04/27/94

CONTACT: Stanford University News Service (650) 723-2558

Major gift to support study of American art and material culture

STANFORD -- A $3.7 million gift to support the study of American art and material culture in the Stanford Department of Art - from a donor who wishes to remain anonymous - has been announced by John Shoven, dean of the School of Humanities and Sciences.

Broadly defined, the area of American art and material culture encompasses all human-built or crafted objects, including but not restricted to works of art, architecture, photography and film, and covers the cultures that have inhabited the area comprised by today's United States. Folk art is included, as are art forms characteristic to specific ethnic groups.

The pledge that launches this new area study makes possible a new endowed chair for an assistant professor in American art and material culture and provides funds for two new graduate students in each of the next four years. Each of the students will be supported for four years of graduate study.

The gift also includes support for a visiting distinguished professor whose scholarship is interdisciplinary and is focused on visual studies in American culture.

"The gift will significantly expand American visual studies at Stanford," Shoven said. "The interdisciplinary focus of this area will strengthen many of the school's departments and programs, including the departments of anthropology, art, communication, English and history, the American studies program and the Stanford Museum."

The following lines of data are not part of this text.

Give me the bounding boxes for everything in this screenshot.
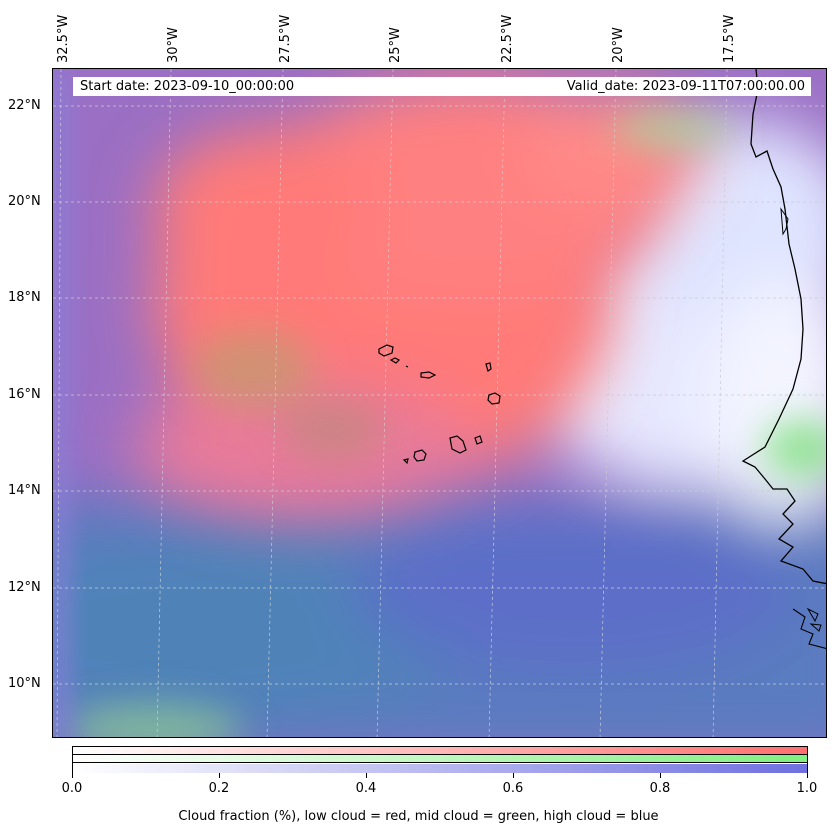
lat-label-20n: 20°N: [8, 194, 41, 209]
lon-label-27-5w: 27.5°W: [278, 14, 293, 63]
lon-label-17-5w: 17.5°W: [722, 14, 737, 63]
west-africa-coastline: [741, 69, 826, 585]
start-date-label: Start date: 2023-09-10_00:00:00: [80, 79, 295, 94]
colorbar-tick-0: 0.0: [61, 781, 83, 796]
lon-label-30w: 30°W: [166, 27, 181, 63]
colorbar-tick-3: 0.6: [502, 781, 524, 796]
low-cloud-layer: [133, 79, 703, 519]
colorbar-high-cloud: [73, 764, 807, 773]
lon-label-25w: 25°W: [388, 27, 403, 63]
lon-label-32-5w: 32.5°W: [56, 14, 71, 63]
lat-label-10n: 10°N: [8, 676, 41, 691]
date-info-bar: Start date: 2023-09-10_00:00:00 Valid_da…: [73, 77, 811, 96]
colorbar-tick-5: 1.0: [796, 781, 818, 796]
lat-label-12n: 12°N: [8, 580, 41, 595]
lon-label-20w: 20°W: [611, 27, 626, 63]
guinea-coastline: [792, 608, 826, 650]
colorbar-tick-4: 0.8: [649, 781, 671, 796]
valid-date-label: Valid_date: 2023-09-11T07:00:00.00: [566, 79, 805, 94]
cloud-fraction-map: [53, 69, 826, 737]
lat-label-16n: 16°N: [8, 387, 41, 402]
graticule: [53, 69, 826, 737]
colorbar-tick-1: 0.2: [208, 781, 230, 796]
map-panel: Start date: 2023-09-10_00:00:00 Valid_da…: [52, 68, 827, 738]
mid-cloud-layer: [63, 111, 826, 737]
lat-label-14n: 14°N: [8, 483, 41, 498]
colorbar-tick-2: 0.4: [355, 781, 377, 796]
colorbar-caption: Cloud fraction (%), low cloud = red, mid…: [178, 809, 659, 824]
lon-label-22-5w: 22.5°W: [500, 14, 515, 63]
colorbar-mid-cloud: [73, 755, 807, 763]
lat-label-22n: 22°N: [8, 98, 41, 113]
cape-verde-islands: [378, 344, 501, 465]
lat-label-18n: 18°N: [8, 290, 41, 305]
colorbar-low-cloud: [73, 747, 807, 755]
colorbar: [72, 746, 808, 773]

Stanford President Gerhard Casper said, "I am delighted to learn of this splendid gift to the Art Department, one that will be of such wide- ranging benefit to the university's teaching program. With this pledge and the recent commitment from Iris and B. Gerald Cantor for the rebuilding and expansion of the museum and the establishment of the new Cantor Center, I predict a bright future for the visual arts at Stanford." When her term as director of the Stanford Humanities Center ends in 1995, Professor Wanda Corn will return to the Art Department full time to develop this new area study.

"This gift opens up wonderful curricular innovations for our department and the humanities at Stanford," Corn said. "American art has long been thought the poor stepchild of art history and it is only in the last 15 years that it has made its way as an essential field into the university course structure."

The new professorship will be filled by an Americanist whose area of research complements Corn's work, thereby expanding the coverage of American art studies in the Art Department.

"The demand for courses in American art, and in American visual culture more broadly considered, is at an all-time high," Corn said. "This gift will provide us with the resources to respond to student interest with flair and imagination."

The Art Department already has accepted the first two American art and material culture graduate students, who will enter the art history program this fall, and has contacted prospective scholars for the distinguished professor residency.